Tokenize and vault is the cleaner isolation. The application database holds no plaintext, which is exactly what the auditor wants to hear. But every operation that was cheap under encryption becomes a call to the vault. Uniqueness on email requires a separate layer that can answer “is this email already registered” without detokenizing – typically a deterministic hash kept alongside the token. Searching, sorting, fuzzy matching all need strategies. Bulk operations become bulk vault calls, which cost and cap.
Masking works alongside either approach, not instead of. It is the cheapest way to cut secondary-surface exposure without a migration.

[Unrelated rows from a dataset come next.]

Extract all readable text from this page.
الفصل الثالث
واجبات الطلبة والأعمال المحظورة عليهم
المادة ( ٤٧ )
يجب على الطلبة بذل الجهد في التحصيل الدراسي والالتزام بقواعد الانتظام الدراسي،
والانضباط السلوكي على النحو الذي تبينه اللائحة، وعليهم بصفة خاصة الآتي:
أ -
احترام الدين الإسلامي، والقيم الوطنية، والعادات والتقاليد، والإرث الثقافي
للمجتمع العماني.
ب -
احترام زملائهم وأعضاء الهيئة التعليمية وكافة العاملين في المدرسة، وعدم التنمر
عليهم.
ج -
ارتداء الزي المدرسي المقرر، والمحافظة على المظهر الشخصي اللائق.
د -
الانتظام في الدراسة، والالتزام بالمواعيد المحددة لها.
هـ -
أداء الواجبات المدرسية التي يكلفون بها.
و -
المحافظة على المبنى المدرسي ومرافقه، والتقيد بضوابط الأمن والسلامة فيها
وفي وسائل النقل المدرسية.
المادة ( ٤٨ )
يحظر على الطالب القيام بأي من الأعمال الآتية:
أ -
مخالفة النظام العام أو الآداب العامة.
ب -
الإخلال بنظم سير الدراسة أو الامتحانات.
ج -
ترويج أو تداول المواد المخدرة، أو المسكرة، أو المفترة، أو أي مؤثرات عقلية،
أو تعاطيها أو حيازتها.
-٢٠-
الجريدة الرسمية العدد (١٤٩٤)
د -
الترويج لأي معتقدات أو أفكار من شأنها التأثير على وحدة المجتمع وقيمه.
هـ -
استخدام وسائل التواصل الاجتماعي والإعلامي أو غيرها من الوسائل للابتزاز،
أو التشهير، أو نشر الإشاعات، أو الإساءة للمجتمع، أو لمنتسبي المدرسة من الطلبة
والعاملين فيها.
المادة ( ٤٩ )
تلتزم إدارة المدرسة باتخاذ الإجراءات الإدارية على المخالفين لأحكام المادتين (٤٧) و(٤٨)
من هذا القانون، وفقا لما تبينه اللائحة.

There is a third axis that people do not talk about until the migration is underway. With encryption in place, a mistake in the access layer can leak plaintext to a consumer that should not see it. With tokenization, the same mistake leaks a token that is useless on its own. The blast radius of a leak is smaller with tokenization. The operational complexity is larger.
No PII is the best PII
The mechanism choice matters. It matters less than the decision that sits upstream of it.

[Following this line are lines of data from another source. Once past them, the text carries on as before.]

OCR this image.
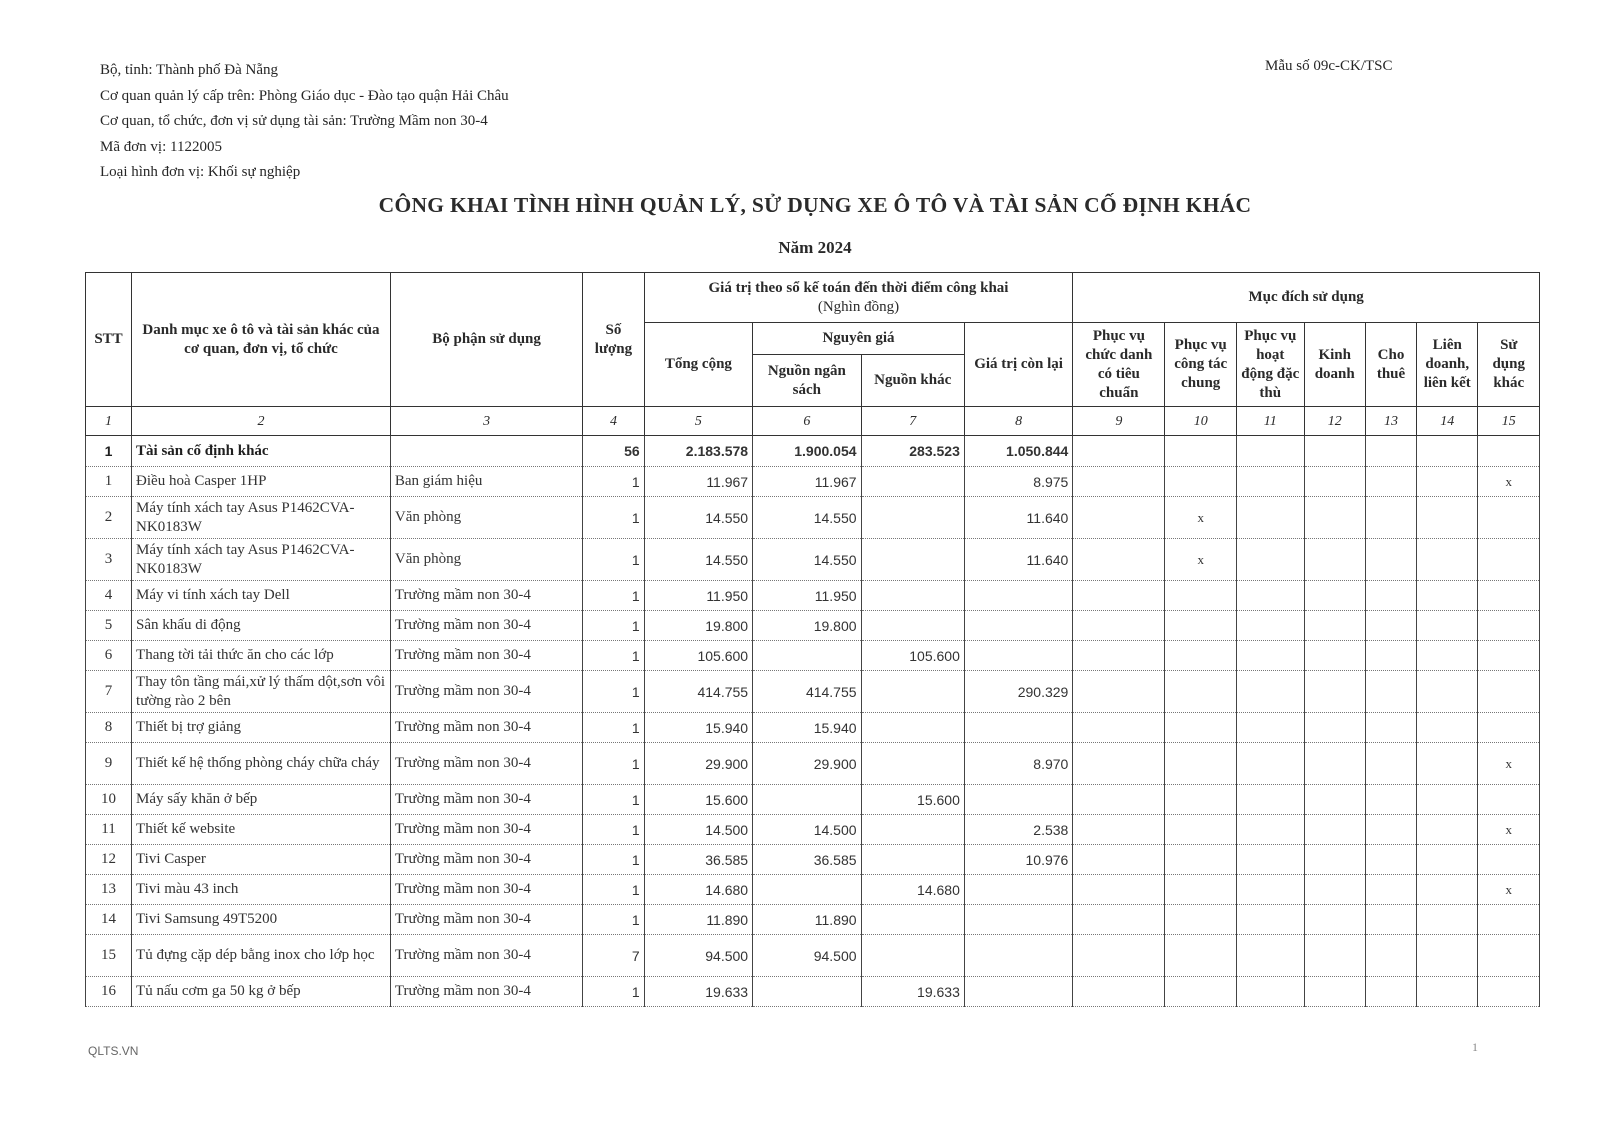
Bộ, tỉnh: Thành phố Đà Nẵng
Cơ quan quản lý cấp trên: Phòng Giáo dục - Đào tạo quận Hải Châu
Cơ quan, tổ chức, đơn vị sử dụng tài sản: Trường Mầm non 30-4
Mã đơn vị: 1122005
Loại hình đơn vị: Khối sự nghiệp
Mẫu số 09c-CK/TSC
CÔNG KHAI TÌNH HÌNH QUẢN LÝ, SỬ DỤNG XE Ô TÔ VÀ TÀI SẢN CỐ ĐỊNH KHÁC
Năm 2024
STT	Danh mục xe ô tô và tài sản khác của cơ quan, đơn vị, tổ chức	Bộ phận sử dụng	Số lượng	Giá trị theo sổ kế toán đến thời điểm công khai
(Nghìn đồng)				Mục đích sử dụng						
				Tổng cộng	Nguyên giá		Giá trị còn lại	Phục vụ chức danh có tiêu chuẩn	Phục vụ công tác chung	Phục vụ hoạt động đặc thù	Kinh doanh	Cho thuê	Liên doanh, liên kết	Sử dụng khác
					Nguồn ngân sách	Nguồn khác								
1	2	3	4	5	6	7	8	9	10	11	12	13	14	15
1	Tài sản cố định khác		56	2.183.578	1.900.054	283.523	1.050.844							
1	Điều hoà Casper 1HP	Ban giám hiệu	1	11.967	11.967		8.975							x
2	Máy tính xách tay Asus P1462CVA-NK0183W	Văn phòng	1	14.550	14.550		11.640		x					
3	Máy tính xách tay Asus P1462CVA-NK0183W	Văn phòng	1	14.550	14.550		11.640		x					
4	Máy vi tính xách tay Dell	Trường mầm non 30-4	1	11.950	11.950									
5	Sân khấu di động	Trường mầm non 30-4	1	19.800	19.800									
6	Thang tời tải thức ăn cho các lớp	Trường mầm non 30-4	1	105.600		105.600								
7	Thay tôn tầng mái,xử lý thấm dột,sơn vôi tường rào 2 bên	Trường mầm non 30-4	1	414.755	414.755		290.329							
8	Thiết bị trợ giảng	Trường mầm non 30-4	1	15.940	15.940									
9	Thiết kế hệ thống phòng cháy chữa cháy	Trường mầm non 30-4	1	29.900	29.900		8.970							x
10	Máy sấy khăn ở bếp	Trường mầm non 30-4	1	15.600		15.600								
11	Thiết kế website	Trường mầm non 30-4	1	14.500	14.500		2.538							x
12	Tivi Casper	Trường mầm non 30-4	1	36.585	36.585		10.976							
13	Tivi màu 43 inch	Trường mầm non 30-4	1	14.680		14.680								x
14	Tivi Samsung 49T5200	Trường mầm non 30-4	1	11.890	11.890									
15	Tủ đựng cặp dép bằng inox cho lớp học	Trường mầm non 30-4	7	94.500	94.500									
16	Tủ nấu cơm ga 50 kg ở bếp	Trường mầm non 30-4	1	19.633		19.633								
QLTS.VN	1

The cheapest, most secure PII is the PII you do not hold. The second cheapest is the PII you hold briefly and scrub after use. A customer-support tool that fetches an email for the duration of a ticket, displays it, and forgets it, is less risk than the same tool with a local cache. An analytics pipeline that hashes an email at ingest and drops the original is less risk than one that encrypts it. A log line that never writes the full number is less risk than one that does, even if the log store is encrypted.
The externalization project is the moment to ask, for each piece of PII, whether storage is necessary at all. The answer is “yes” more often than we want it to be. Every “no” removes an entire column of work – no encryption, no tokenization, no access policies, no rotation, no audit. The best PII architecture has less PII.
Build, buy, both
Doing this from scratch is a project. A company with engineering capacity builds it. A company that needs the compliance story now reaches for a vendor that ships tokenization and vaulting as a service. Most teams end up doing both – the vendor for the fast path to an audit, the in-house build in parallel for control and cost over the long term. That is not failure. That is how the industry does this right now.

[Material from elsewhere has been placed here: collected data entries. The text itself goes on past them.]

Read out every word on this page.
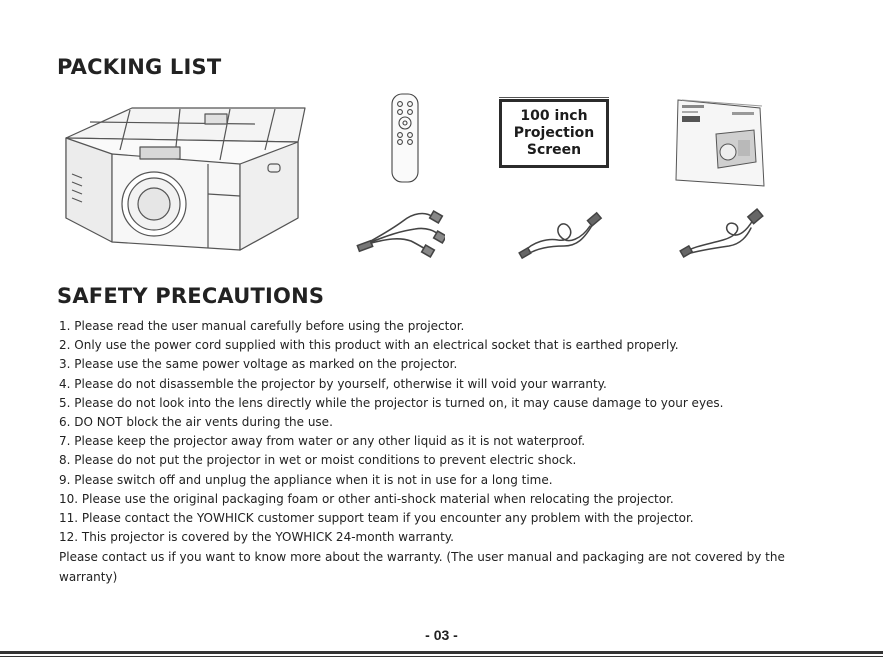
PACKING LIST
100 inch
Projection
Screen
SAFETY PRECAUTIONS
1. Please read the user manual carefully before using the projector.
2. Only use the power cord supplied with this product with an electrical socket that is earthed properly.
3. Please use the same power voltage as marked on the projector.
4. Please do not disassemble the projector by yourself, otherwise it will void your warranty.
5. Please do not look into the lens directly while the projector is turned on, it may cause damage to your eyes.
6. DO NOT block the air vents during the use.
7. Please keep the projector away from water or any other liquid as it is not waterproof.
8. Please do not put the projector in wet or moist conditions to prevent electric shock.
9. Please switch off and unplug the appliance when it is not in use for a long time.
10. Please use the original packaging foam or other anti-shock material when relocating the projector.
11. Please contact the YOWHICK customer support team if you encounter any problem with the projector.
12. This projector is covered by the YOWHICK 24-month warranty.
Please contact us if you want to know more about the warranty. (The user manual and packaging are not covered by the warranty)
- 03 -
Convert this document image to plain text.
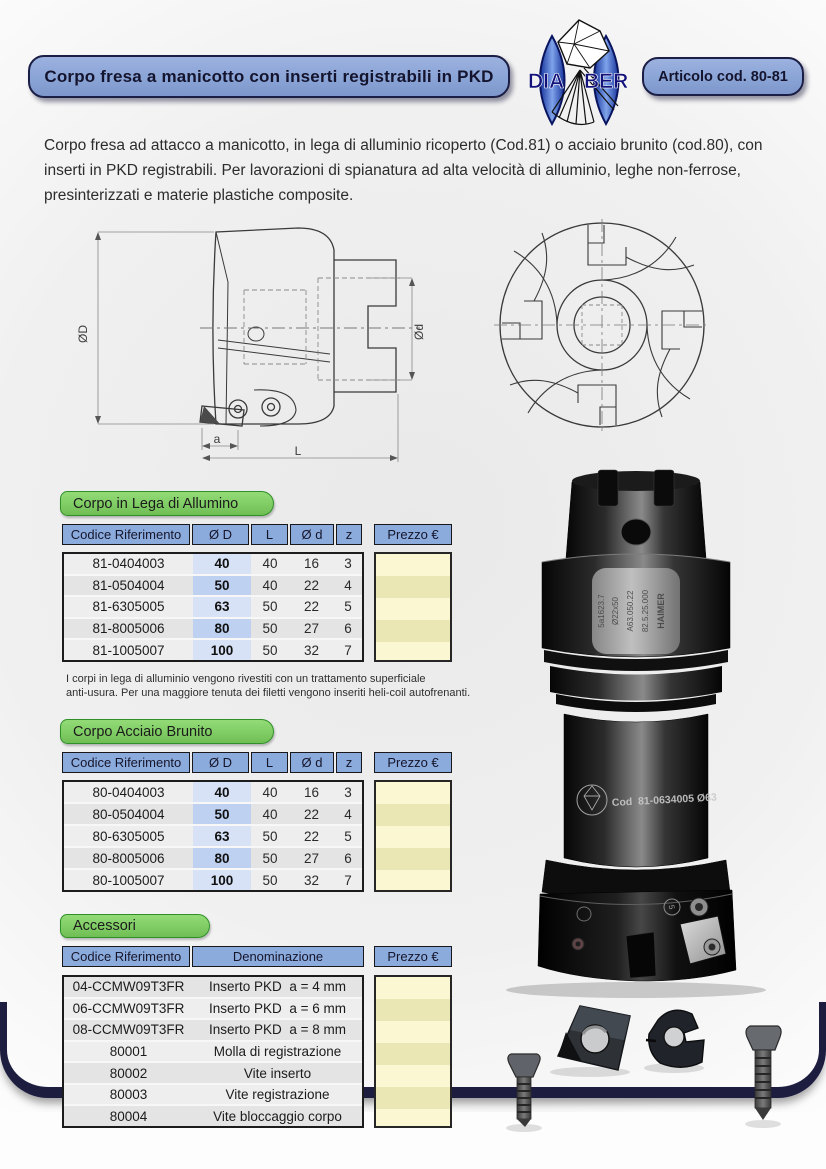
Corpo fresa a manicotto con inserti registrabili in PKD DIA BER Articolo cod. 80-81
Corpo fresa ad attacco a manicotto, in lega di alluminio ricoperto (Cod.81) o acciaio brunito (cod.80), con inserti in PKD registrabili. Per lavorazioni di spianatura ad alta velocità di alluminio, leghe non-ferrose, presinterizzati e materie plastiche composite.
ØD	Ød
a
L
Corpo in Lega di Allumino
Codice Riferimento	Ø D	L	Ø d	z	Prezzo €
81-0404003	40	40	16	3
81-0504004	50	40	22	4
81-6305005	63	50	22	5
81-8005006	80	50	27	6
81-1005007	100	50	32	7
I corpi in lega di alluminio vengono rivestiti con un trattamento superficiale
anti-usura. Per una maggiore tenuta dei filetti vengono inseriti heli-coil autofrenanti.
Corpo Acciaio Brunito
Codice Riferimento	Ø D	L	Ø d	z	Prezzo €
80-0404003	40	40	16	3
80-0504004	50	40	22	4
80-6305005	63	50	22	5
80-8005006	80	50	27	6
80-1005007	100	50	32	7
Accessori
Codice Riferimento	Denominazione	Prezzo €
04-CCMW09T3FR	Inserto PKD  a = 4 mm
06-CCMW09T3FR	Inserto PKD  a = 6 mm
08-CCMW09T3FR	Inserto PKD  a = 8 mm
80001	Molla di registrazione
80002	Vite inserto
80003	Vite registrazione
80004	Vite bloccaggio corpo
5a1623.7 Ø22x50 A63.050.22 82.5.25.000 HAIMER
Cod  81-0634005 Ø63
5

The system design conversation is the same either way: identify, isolate, choose the mechanism, and ask the upstream question – do we need this data at all.
The externalization project is front-heavy. The first month of identification decides what the next six months look like. The encryption and tokenization are mechanical once the right data has been identified and the right operations are mapped. A team that skips identification and starts with the mechanism rebuilds the whole thing after the first audit finds a side-channel nobody thought to check.
A team that skips the “do we even need this” question builds infrastructure for data that should not be there.